Historique

Origine du nom Breuil-la-Réorte

Le nom de Breuil-la-Réorte trouve ses racines dans des termes locaux issus du latin et du vieux français. En ancien français, « breuil » (ou « breuille ») désignait un jeune bois ou un taillis, lui-même dérivé du bas latin « brogilum » ou « brolium ». Quant à « Réorte », ce mot, présent dans le patois charentais et issu du latin « rétorta », renvoie à une liane ou une branche tordue utilisée pour lier les fagots ou attacher les animaux domestiques. Par extension, il évoquait également une clôture végétale, formée de branches entrelacées, destinée à délimiter les espaces et à empêcher les troupeaux communaux d’accéder aux terres laissées en jachère.

Ainsi, l’appellation de la commune suggère qu’elle fut fondée par des communautés d’agriculteurs-éleveurs, pour qui ces pratiques agro-pastorales étaient déterminantes.


Présentation de la commune

Située à l’extrémité nord-est du canton de Surgères, à proximité de la route départementale reliant Surgères à Saint-Jean-d’Angély, la commune de Breuil-la-Réorte se compose de huit villages et cinq hameaux, parmi lesquels figurent le Petit Breuil, le Grand Breuil, Javernay et la Crignolée, ce dernier abritant l’école et la mairie. Le bourg historique, quant à lui, se limite à l’église et au cimetière.
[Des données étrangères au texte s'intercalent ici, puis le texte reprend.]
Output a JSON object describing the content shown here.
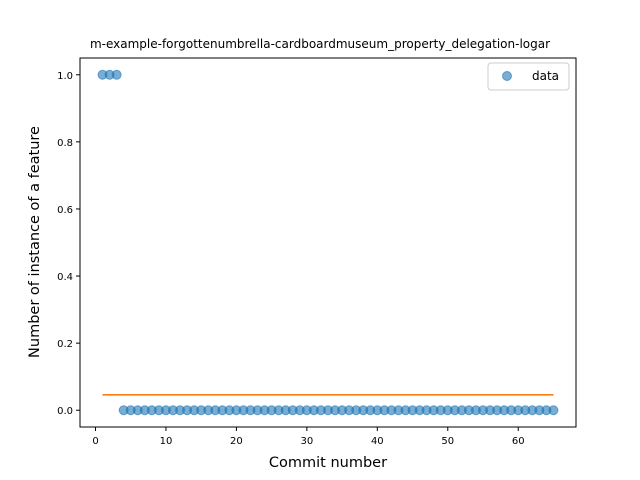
{
  "chart_data": {
    "type": "scatter",
    "title": "m-example-forgottenumbrella-cardboardmuseum_property_delegation-logar",
    "xlabel": "Commit number",
    "ylabel": "Number of instance of a feature",
    "xlim": [
      -2.2,
      68.2
    ],
    "ylim": [
      -0.05,
      1.05
    ],
    "xticks": [
      0,
      10,
      20,
      30,
      40,
      50,
      60
    ],
    "yticks": [
      0.0,
      0.2,
      0.4,
      0.6,
      0.8,
      1.0
    ],
    "xtick_labels": [
      "0",
      "10",
      "20",
      "30",
      "40",
      "50",
      "60"
    ],
    "ytick_labels": [
      "0.0",
      "0.2",
      "0.4",
      "0.6",
      "0.8",
      "1.0"
    ],
    "grid": false,
    "legend": {
      "position": "upper right",
      "entries": [
        "data"
      ]
    },
    "series": [
      {
        "name": "data",
        "kind": "scatter",
        "color": "#1f77b4",
        "x": [
          1,
          2,
          3,
          4,
          5,
          6,
          7,
          8,
          9,
          10,
          11,
          12,
          13,
          14,
          15,
          16,
          17,
          18,
          19,
          20,
          21,
          22,
          23,
          24,
          25,
          26,
          27,
          28,
          29,
          30,
          31,
          32,
          33,
          34,
          35,
          36,
          37,
          38,
          39,
          40,
          41,
          42,
          43,
          44,
          45,
          46,
          47,
          48,
          49,
          50,
          51,
          52,
          53,
          54,
          55,
          56,
          57,
          58,
          59,
          60,
          61,
          62,
          63,
          64,
          65
        ],
        "y": [
          1,
          1,
          1,
          0,
          0,
          0,
          0,
          0,
          0,
          0,
          0,
          0,
          0,
          0,
          0,
          0,
          0,
          0,
          0,
          0,
          0,
          0,
          0,
          0,
          0,
          0,
          0,
          0,
          0,
          0,
          0,
          0,
          0,
          0,
          0,
          0,
          0,
          0,
          0,
          0,
          0,
          0,
          0,
          0,
          0,
          0,
          0,
          0,
          0,
          0,
          0,
          0,
          0,
          0,
          0,
          0,
          0,
          0,
          0,
          0,
          0,
          0,
          0,
          0,
          0
        ]
      },
      {
        "kind": "line",
        "color": "#ff7f0e",
        "x": [
          1,
          65
        ],
        "y": [
          0.046,
          0.046
        ]
      }
    ]
  }
}
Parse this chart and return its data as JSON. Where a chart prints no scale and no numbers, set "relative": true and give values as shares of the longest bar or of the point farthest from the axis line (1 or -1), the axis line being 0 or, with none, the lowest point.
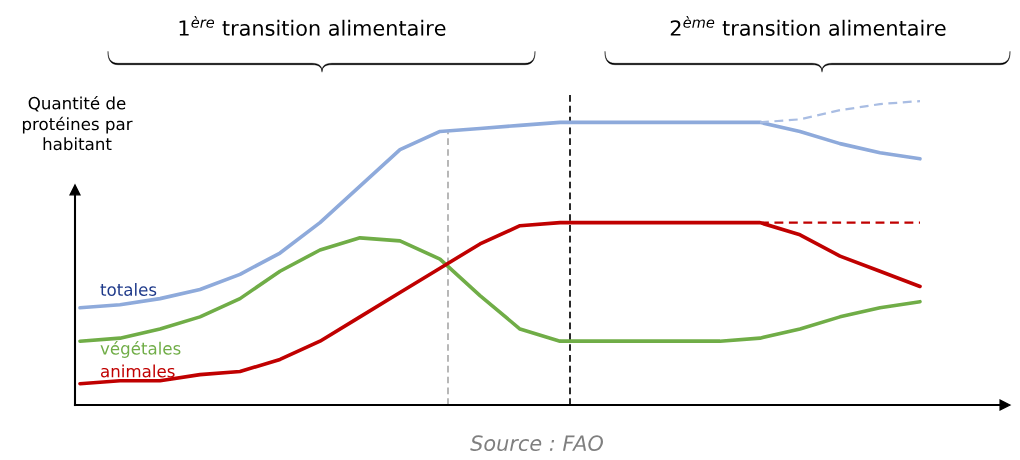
{
  "chart_data": {
    "type": "line",
    "relative": true,
    "ylabel": "Quantité de\nprotéines par\nhabitant",
    "categories": [
      null,
      null,
      null,
      null,
      null,
      null,
      null,
      null,
      null,
      null,
      null,
      null,
      null,
      null,
      null,
      null,
      null,
      null,
      null,
      null,
      null,
      null
    ],
    "series": [
      {
        "name": "totales",
        "color": "#8eaadb",
        "values": [
          0.32,
          0.33,
          0.35,
          0.38,
          0.43,
          0.5,
          0.6,
          0.72,
          0.84,
          0.9,
          0.91,
          0.92,
          0.93,
          0.93,
          0.93,
          0.93,
          0.93,
          0.93,
          0.9,
          0.86,
          0.83,
          0.81
        ]
      },
      {
        "name": "végétales",
        "color": "#70ad47",
        "values": [
          0.21,
          0.22,
          0.25,
          0.29,
          0.35,
          0.44,
          0.51,
          0.55,
          0.54,
          0.48,
          0.36,
          0.25,
          0.21,
          0.21,
          0.21,
          0.21,
          0.21,
          0.22,
          0.25,
          0.29,
          0.32,
          0.34
        ]
      },
      {
        "name": "animales",
        "color": "#c00000",
        "values": [
          0.07,
          0.08,
          0.08,
          0.1,
          0.11,
          0.15,
          0.21,
          0.29,
          0.37,
          0.45,
          0.53,
          0.59,
          0.6,
          0.6,
          0.6,
          0.6,
          0.6,
          0.6,
          0.56,
          0.49,
          0.44,
          0.39
        ]
      },
      {
        "color": "#a9bde3",
        "line_style": "dashed",
        "values": [
          null,
          null,
          null,
          null,
          null,
          null,
          null,
          null,
          null,
          null,
          null,
          null,
          null,
          null,
          null,
          null,
          null,
          0.93,
          0.94,
          0.97,
          0.99,
          1.0
        ]
      },
      {
        "color": "#c00000",
        "line_style": "dashed",
        "values": [
          null,
          null,
          null,
          null,
          null,
          null,
          null,
          null,
          null,
          null,
          null,
          null,
          null,
          null,
          null,
          null,
          null,
          0.6,
          0.6,
          0.6,
          0.6,
          0.6
        ]
      }
    ],
    "annotations": [
      "1$^{ère}$ transition alimentaire",
      "2$^{ème}$ transition alimentaire",
      "Source : FAO"
    ]
  }
}
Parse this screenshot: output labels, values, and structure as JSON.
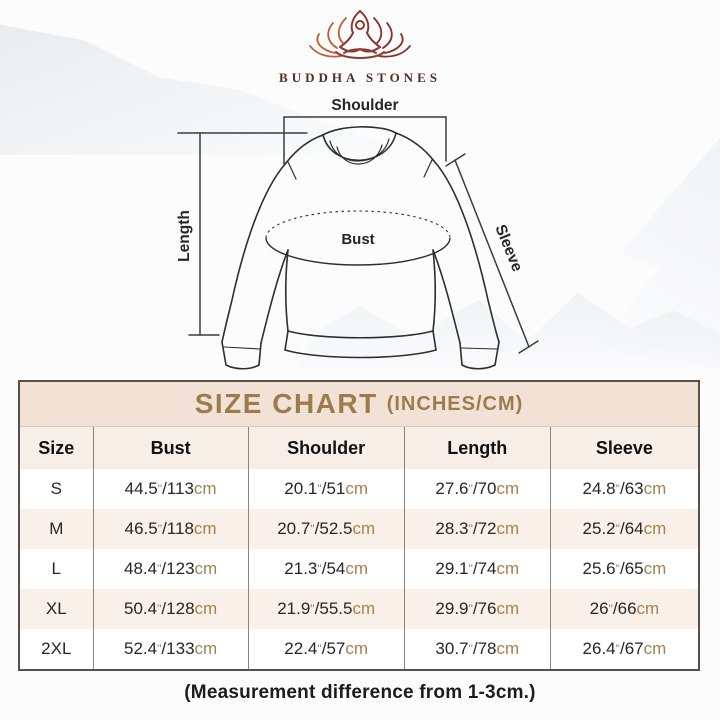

Le territoire communal présente un relief accidenté, caractérisé par des sols majoritairement argileux et calcaires. Les terres se répartissent entre cultures arablesvignes et forêts. Au XIXe siècle, l’économie locale reposait principalement sur la viticulture, complétée par la culture du froment, de l’orge, de l’avoine, du lin et des pommes de terre. Aujourd’hui, ces activités ont progressivement cédé la place à des productions laitières et céréalières (blé, maïs), qui demeurent un pilier de l’agriculture locale.

Par ailleurs, les habitants se consacraient autrefois à l’extraction de pierre à chaux, une ressource essentielle pour les constructions et les amendements agricoles. Enfin, les villages de La Crignolée et de Dissé conservent leur four banal d’époque, restauré et toujours utilisé à l’occasion des fêtes traditionnelles.